To put on the professor hat for a moment, the prevailing theory in organizational science is the Open Systems Model, in one form or another. It is an overarching framework that provides guidance for research and practice regarding organizational change and success. It represents the animate (as opposed to mechanistic) approach to “the organization”, i.e., as a living thing and not as a machine. The organization may look like a machine, with its org chart, distinct departments, spread sheets, assembly lines, cubicles, etc. – a "clockwork" process. But in some ways your body also looks like a machine. It is made up of systems which have to work in concert, be maintained, be repaired if there are breakdowns, etc., but your body is of course an animate, living system. So is your organization.

The Open Systems Model envisions the organization as a kind of super-organism, with a variety of internal sub-systems (such as operations, sales, HR, etc.) which must be mutually supporting and in good alignment in order to enable positive overall outcomes, i.e., success however it may be defined. In addition to being internally aligned, the organization must “fit” its environment. Biologists, going at least as far back as Darwin, have emphasized the concept of fitness, captured for example in the phrase “survival of the fittest”. The concept means literally fitting the requirements of the environment.

Staying with the animate metaphor of the Open Systems Model, organizations, like living organisms, must respond adaptively to the demands of the environments in which they live. Living creatures must find food, find mates, and avoid predators. The broader environment which they inhabit is, and here's the critical part, constantly changing in ways that are not at all completely predictable. So too for the mega-organism, the organization.

Organizations must deal not only with internal perturbations (machine failures, IT glitches, quality problems, unexpected resignations, slings and arrows, etc.), but they must also deal with a host of surrounding environmental factors which can fundamentally alter their fit within its environment. Technology changes can make their production processes or their products and services less competitive, or even obsolete. Regulatory changes can alter how they do what they do. A key supplier can ship bad raw materials, or suddenly go out of business. A major customer can cancel orders, or go bankrupt. New competition can come on the scene and take market share. Customer tastes can change. And any or all of that can happen suddenly.  
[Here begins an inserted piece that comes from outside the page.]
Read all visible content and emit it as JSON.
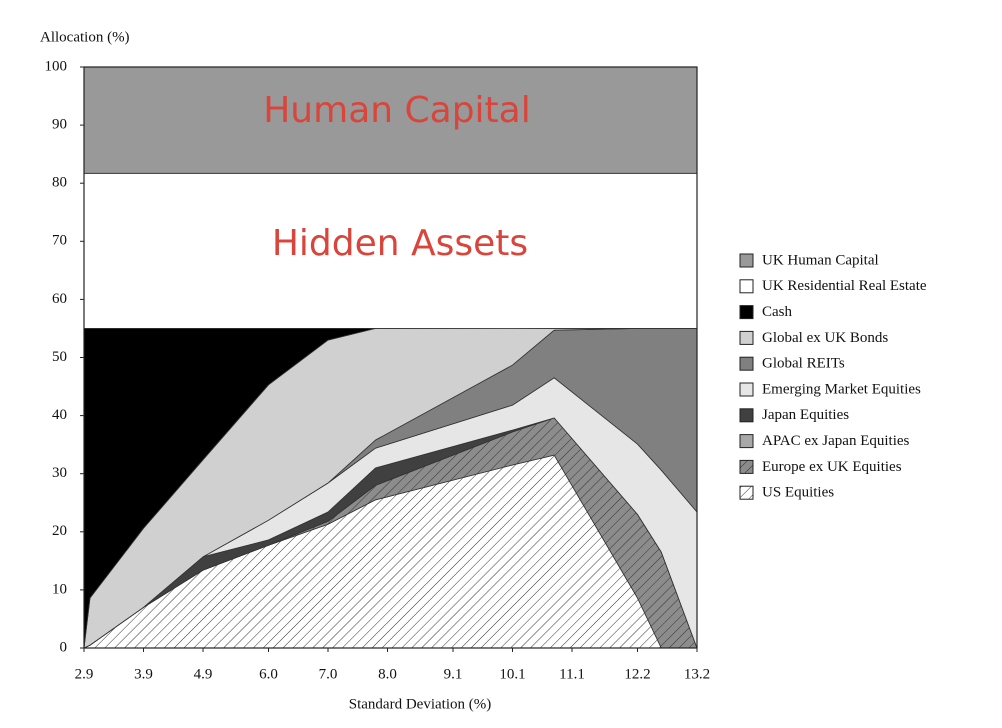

For organizations to be durably successful, they must attend not only to the health of the internal environment, but must scan the external environment for threats and opportunities. Beyond that, they should look for ways to influence, even to alter, that external environment to their benefit.

Concluding Thoughts

So, identify the primary reason(s) for a change. How will it make us better? Communicate widely and often the “why” of the change. Only once the stakeholders – those who implement the change and/or are most affected by it – understand and embrace the rationale for the change, will the change have a fair shot at succeeding.

The next step is to develop and communicate the implementation plan, the marching orders, the first steps. What will we do, and how will we do it, in order to make the change successful?

We are all changing all the time, individuals and organizations. Better to be proactive and make planful change with a clear supporting rationale than to “be changed” by events and have to respond reactively, or to fail to see or accept the reasons to change and face underperformance, even extinction.